IWCは1970年代から 1990年代までポルシェ・デザインとの提携関係を続け、インヂュニアにはモータースポーツの伝統が息づく素材やスポーティーなデザインを用いている。
インヂュニアの魅力
「インヂュニア」は耐磁時計の象徴として名声を博したが、多くのモデルチェンジを経て、より一般ユーザー向けのコレクションへとシフトしている。
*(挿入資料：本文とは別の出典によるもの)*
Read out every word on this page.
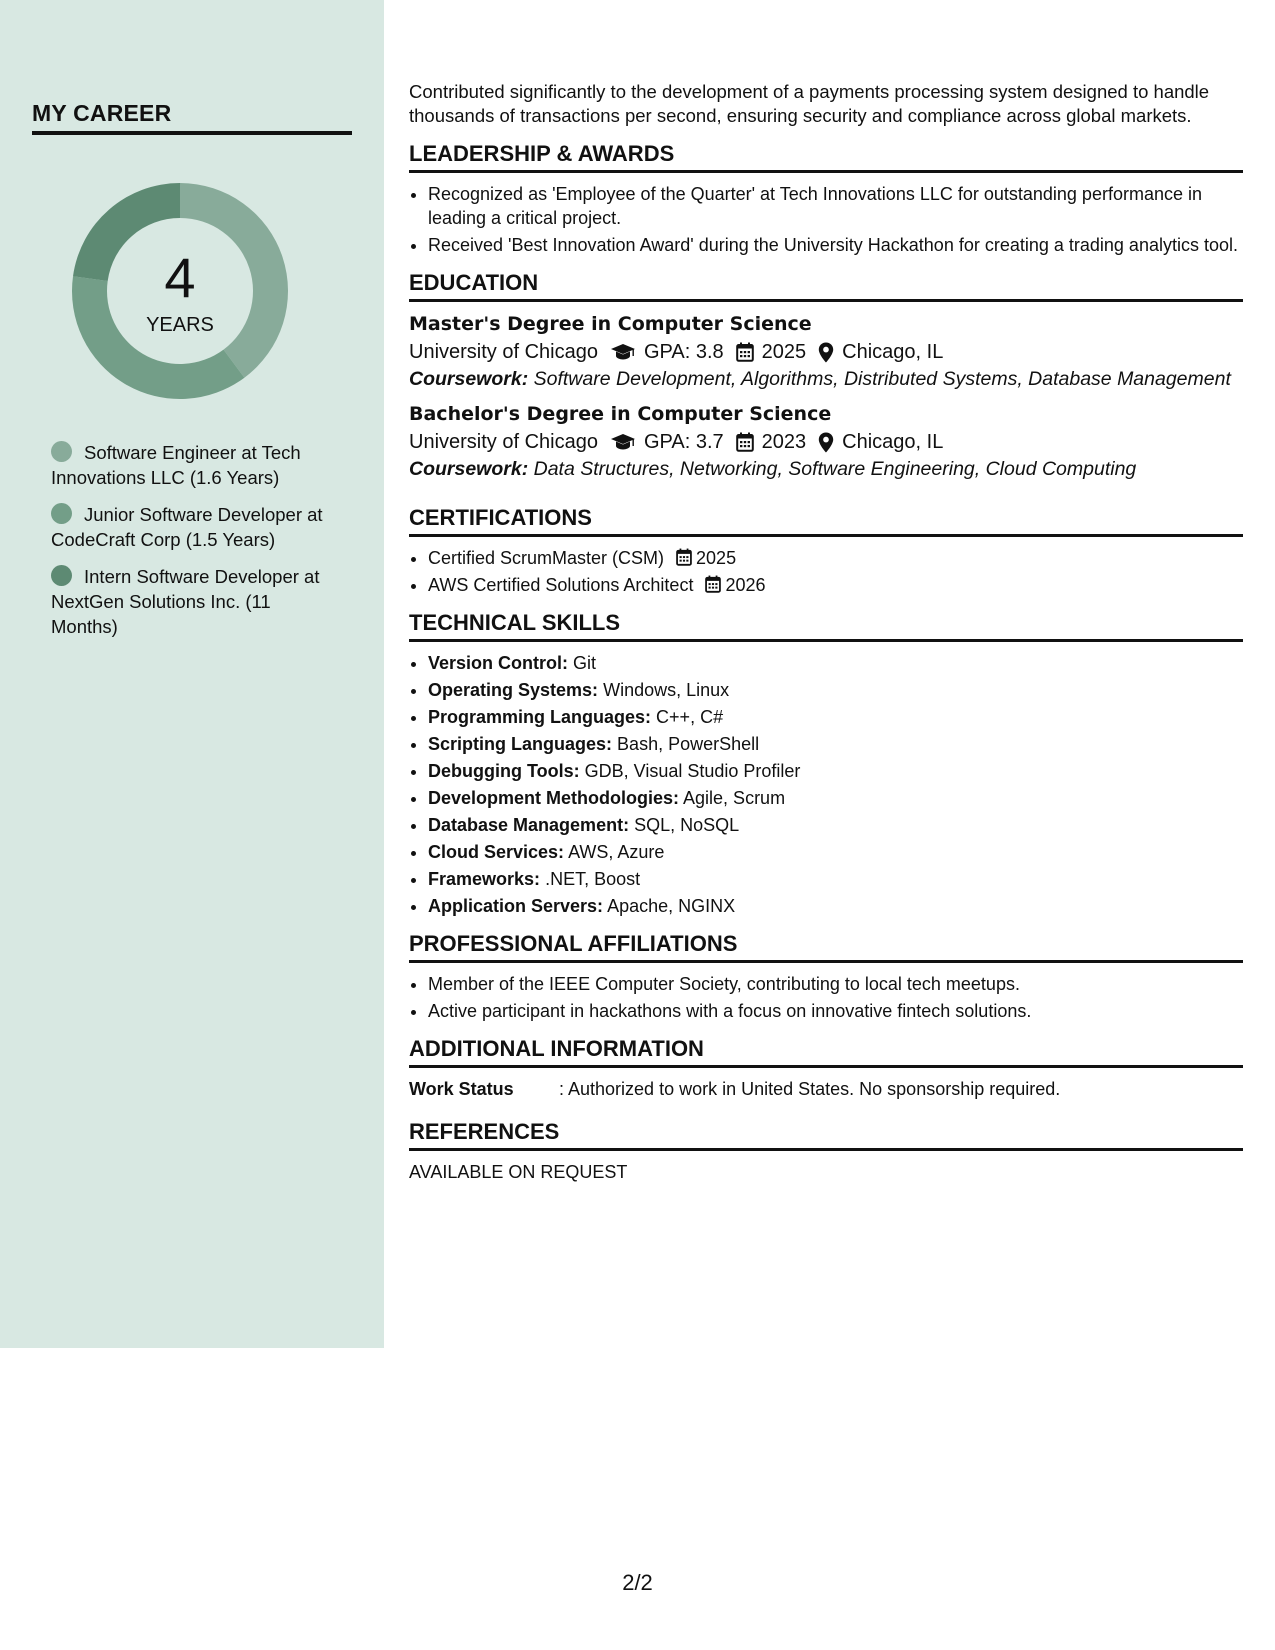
MY CAREER
4
YEARS
Software Engineer at Tech Innovations LLC (1.6 Years)
Junior Software Developer at CodeCraft Corp (1.5 Years)
Intern Software Developer at NextGen Solutions Inc. (11 Months)

Contributed significantly to the development of a payments processing system designed to handle thousands of transactions per second, ensuring security and compliance across global markets.

LEADERSHIP & AWARDS
• Recognized as 'Employee of the Quarter' at Tech Innovations LLC for outstanding performance in leading a critical project.
• Received 'Best Innovation Award' during the University Hackathon for creating a trading analytics tool.
EDUCATION
Master's Degree in Computer Science
University of Chicago GPA: 3.8 2025 Chicago, IL
Coursework: Software Development, Algorithms, Distributed Systems, Database Management
Bachelor's Degree in Computer Science
University of Chicago GPA: 3.7 2023 Chicago, IL
Coursework: Data Structures, Networking, Software Engineering, Cloud Computing
CERTIFICATIONS
• Certified ScrumMaster (CSM) 2025
• AWS Certified Solutions Architect 2026
TECHNICAL SKILLS
• Version Control: Git
• Operating Systems: Windows, Linux
• Programming Languages: C++, C#
• Scripting Languages: Bash, PowerShell
• Debugging Tools: GDB, Visual Studio Profiler
• Development Methodologies: Agile, Scrum
• Database Management: SQL, NoSQL
• Cloud Services: AWS, Azure
• Frameworks: .NET, Boost
• Application Servers: Apache, NGINX
PROFESSIONAL AFFILIATIONS
• Member of the IEEE Computer Society, contributing to local tech meetups.
• Active participant in hackathons with a focus on innovative fintech solutions.
ADDITIONAL INFORMATION
Work Status	: Authorized to work in United States. No sponsorship required.
REFERENCES
AVAILABLE ON REQUEST
2/2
耐磁性だけにとどまらないインヂュニアの魅力を見ていこう。
耐磁性が特徴
現代人の生活環境は電子機器に囲まれ、腕時計の精度を保証する耐磁性能は一般ユーザーにとっても必須のスペックとなっている。
インヂュニアは初作から航法用腕時計「マーク11」と同等の耐磁性8万A/mを誇り、高耐磁性時計の筆頭格として進化を続けてきた。
1989年にはMRI(磁気共鳴断層撮影装置)の超強力な磁場にさらしても精度を保つ「インヂュニア500,000A/m(Ref.3508)」を発表する。
これはニオブ・ジルコニウム合金製のヒゲゼンマイを採用し、実測値で370万A/m以上の超耐磁性を実現したモデルだ。
2013年以降は高耐磁性をアピールしない方向性にシフトしたが、それでもスタンダードなモデルは4万A/mという実用的な耐磁性能を備える。
ビギナーからアンティーク好きまでおすすめ
インヂュニアは超耐磁性への挑戦を経て、2013年以降は一般ユーザーが求める機能性を重視したスポーツウォッチに着地した。
着用をためらうほどの豪華な装飾はないが仕上げは良好で、スマートに高級感を演出できる。
メカニカルかつスポーティーなデザインはほどよいバイタリティも感じさせ、ビジネスやカジュアルを問わず活躍する汎用性も魅力だ。
また、試行錯誤を繰り返した歴代モデルの中には、短期間で販売終了した希少モデルも多い。これらは技術的な課題を抱えていたが、IWCでは永久修理を約束している。
インヂュニアはIWCのビギナーからコレクターまで、それぞれの楽しみ方があるコレクションといえるだろう。